Merekapun menghalalkan darah kaum muslimin yang masih loyal
kepada penguasa tersebut dan masih bekerja dalam jajaran pemerintahannya
kendatipun mereka adalah kaum muslimin yang taat menegakkan shalat !
Mengapa mereka menghalalkan darah kaum muslimin ? Jawab mereka karena penguasa
mereka tidak berhukum dengan hukum Allah dan memakai undang-undang buatan
manusia. Dan disebabkan pemerintah membiarkan khamar dan zina terang-terangan
tersebar di wilayah mereka.
Boleh jadi realita tersebut benar! Akan tetapi apakah penguasa itu yang memerintahkannya
? Apakah ia memaksa rakyatnya berbuat demikian ? Dari sisi lain, apa hasilnya
membunuh dan menumpahkan darah kaum muslimin ? Padahal dalam hadits disebutkan.
"Artinya :Binasanya dunia dan seluruh isinya lebih ringan ketimbang
tertumpahnya darah seorang muslim"
Orang-orang yang bertindak demikian tentunya tidak mempertimbangkan akibat
tersebut.
Sebagaimana yang sudah dimaklumi bersama, pembangkangan tidak menghasilkan
maslahat apapun. Kami menyarankan mereka supaya memperhatikan akibat perbuatan
mereka, mulai mereka melakukannya hingga detik ini.
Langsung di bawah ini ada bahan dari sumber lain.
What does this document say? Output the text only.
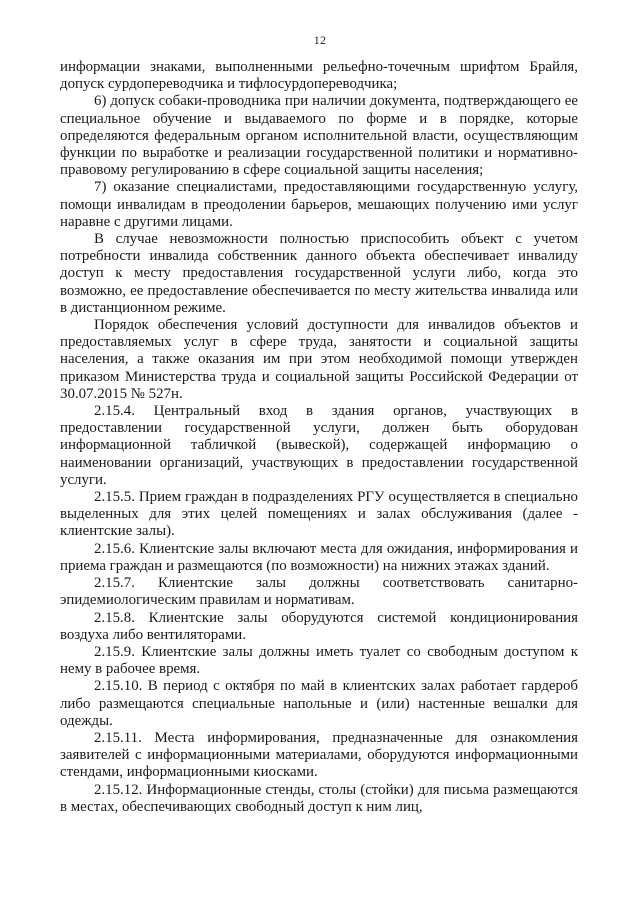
12

информации знаками, выполненными рельефно-точечным шрифтом Брайля, допуск сурдопереводчика и тифлосурдопереводчика;

6) допуск собаки-проводника при наличии документа, подтверждающего ее специальное обучение и выдаваемого по форме и в порядке, которые определяются федеральным органом исполнительной власти, осуществляющим функции по выработке и реализации государственной политики и нормативно-правовому регулированию в сфере социальной защиты населения;

7) оказание специалистами, предоставляющими государственную услугу, помощи инвалидам в преодолении барьеров, мешающих получению ими услуг наравне с другими лицами.

В случае невозможности полностью приспособить объект с учетом потребности инвалида собственник данного объекта обеспечивает инвалиду доступ к месту предоставления государственной услуги либо, когда это возможно, ее предоставление обеспечивается по месту жительства инвалида или в дистанционном режиме.

Порядок обеспечения условий доступности для инвалидов объектов и предоставляемых услуг в сфере труда, занятости и социальной защиты населения, а также оказания им при этом необходимой помощи утвержден приказом Министерства труда и социальной защиты Российской Федерации от 30.07.2015 № 527н.

2.15.4. Центральный вход в здания органов, участвующих в предоставлении государственной услуги, должен быть оборудован информационной табличкой (вывеской), содержащей информацию о наименовании организаций, участвующих в предоставлении государственной услуги.

2.15.5. Прием граждан в подразделениях РГУ осуществляется в специально выделенных для этих целей помещениях и залах обслуживания (далее - клиентские залы).

2.15.6. Клиентские залы включают места для ожидания, информирования и приема граждан и размещаются (по возможности) на нижних этажах зданий.

2.15.7. Клиентские залы должны соответствовать санитарно-эпидемиологическим правилам и нормативам.

2.15.8. Клиентские залы оборудуются системой кондиционирования воздуха либо вентиляторами.

2.15.9. Клиентские залы должны иметь туалет со свободным доступом к нему в рабочее время.

2.15.10. В период с октября по май в клиентских залах работает гардероб либо размещаются специальные напольные и (или) настенные вешалки для одежды.

2.15.11. Места информирования, предназначенные для ознакомления заявителей с информационными материалами, оборудуются информационными стендами, информационными киосками.

2.15.12. Информационные стенды, столы (стойки) для письма размещаются в местах, обеспечивающих свободный доступ к ним лиц,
Bukankah hasil yang dapat
dilihat hanyalah kerusakan dan mudharat yang besar bagi umat dan bagi mereka
sendiri ? Jelaslah mereka tidak memiliki kekuatan dan kemampuan yang seimbang
dengan kekuatan yang mereka lawan !
Akibat perbuatan mereka, penguasa berubah memusuhi orang- orang shalih, para
da'i dan yayasan-yayasan Islamiyah yang tidak ada hubungannya dengan tindak
kekerasan tersebut. Akan tetapi dalam hal ini penguasa tidak bisa mendeteksi
dan membedakan niat masing-masing orang, mana yang bersalah dan yang tidak.
Yang jelas, bagi siapa saja yang memperhatikan dengan seksama tentunya
mengetahui bahwa mudharat yang timbul akibat cara-cara seperti itu lebih besar
daripada maslahat yang diharapkan !
Dan juga salah satu dampak negatifnya adalah terganggunya aktifitas dakwah.
Pemerintah punya alasan untuk mengusir dan menekan para da'i disebabkan
perbuatan orang-orang pandir yang memerangi menteri dan militer atau aparat
pemerintah lainnya. Sehingga mereka menjadi bahan pembicaraan masyarakat dan
menjuluki mereka sebagai teroris. Secara tidak sengaja mereka telah
membangunkan musuh untuk melawan mereka. Dengan demikian musuh pun bebas
membuat perangkap dan makar untuk menumpas setiap kebaikan yang ada pada
mereka.
Pertanyaan 4:
Fadhilatus Syaikh, mereka beralasan dengan permasalahan kafirnya
orang-orang yang tidak berhukum dengan hukum Allah, dan beragumentasi dengan
fatwa yang dikeluarkan oleh sebagian ulama dalam masalah ini. Apakah kekufuran
tersebut memang kekufuran secara mutlak yang merupakan sebab wajibnya
membangkang dan memberontak penguasa ?]
Jawaban :
Fatwa yang dikeluarkan oleh ulama tentang kafirnya orang- orang yang tidak
berhukum dengan hukum Allah kebanyakan memang benar adanya ! Bahkan beberapa
buku telah ditulis oleh para ulama berkaitan dengan masalah ini, bersandarkan
kepada beberapa ayat dan hadits.
Vonis kafir, zhalim dan fasik yang dijatuhkan kepada orang yang tidak
berhukum dengan hukum Allah adalah ketetapan syari'at ! Itu adalah perkara yang
selalu kita sebutkan berulang kali dan kita yakini bersama!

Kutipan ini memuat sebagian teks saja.